I’ve experienced rare but multiple instances where transactions have failed because of a service outage. A 15 minute outage can cause hard to fix problems, particularly where later events rely on the transactions that failed during the outage.
If I were to rely on Fauna as my primary database going forward, what would be the best thing to do in this cases like this (short of taking down my entire service)?
I already wrap write queries in a retry function to bypass socket hang up errors, potentially related to node-fetch. So, a solution I’ve been mulling over is to extend this so that transactions that have failed X times get sent somewhere (not Fauna) to be stored, so I can later insert them when Fauna is back up.
Hey Ewan. No just the ones that correlate with the outages on the status page. Last month’s outage caused a few problems so just thinking how I could minimise any side effects of similar events in the future.
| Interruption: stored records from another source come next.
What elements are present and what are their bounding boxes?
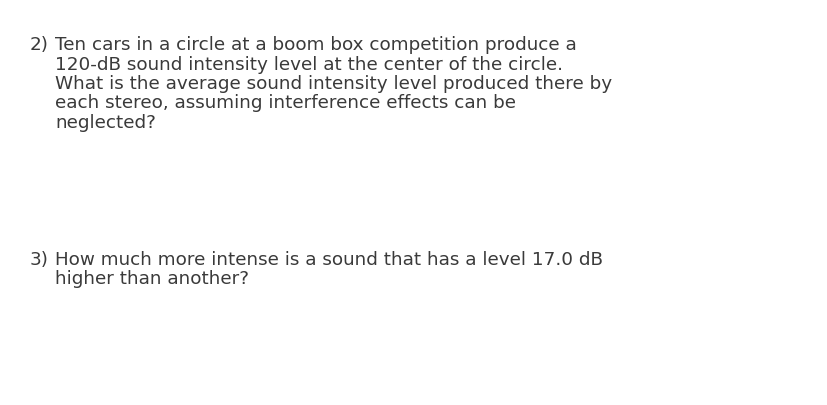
- Text: 120-dB sound intensity level at the center of the circle.: 120-dB sound intensity level at the cent…: [55, 55, 562, 73]
- Text: higher than another?: higher than another?: [55, 270, 249, 288]
- Text: 2): 2): [30, 36, 49, 54]
- Text: neglected?: neglected?: [55, 114, 155, 132]
- Text: How much more intense is a sound that has a level 17.0 dB: How much more intense is a sound that ha…: [55, 250, 602, 269]
- Text: What is the average sound intensity level produced there by: What is the average sound intensity leve…: [55, 75, 611, 93]
- Text: 3): 3): [30, 250, 49, 269]
- Text: Ten cars in a circle at a boom box competition produce a: Ten cars in a circle at a boom box compe…: [55, 36, 576, 54]
- Text: each stereo, assuming interference effects can be: each stereo, assuming interference effec…: [55, 94, 515, 112]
You could fix those issues by not considering changes are made in real-time but are eventually made.
Basically, what you express isn’t fauna-specific, any online software has such issues, AWS has too.
What people usually do is to use an event queue instead of hitting services (api, etc.) directly. Everything goes to the queue and services consume the queue.
This way, in the case of an outage, the queue acts as source of truth for every service.
This is more a design (architectural) problem, it’s basically an issue that’s quite common with the serverless architecture.
I don’t have any experience with actual implementation of service queue.
I know AWS SQS is famous for this SQS Service de messagerie | Amazon Simple Queue Service (SQS), I’m not aware of anything related to FaunaDB itself, those are usually pretty agnostic. SQS is probably a good choice but you’ll need to dig in deeper and see for yourself if it fits your needs.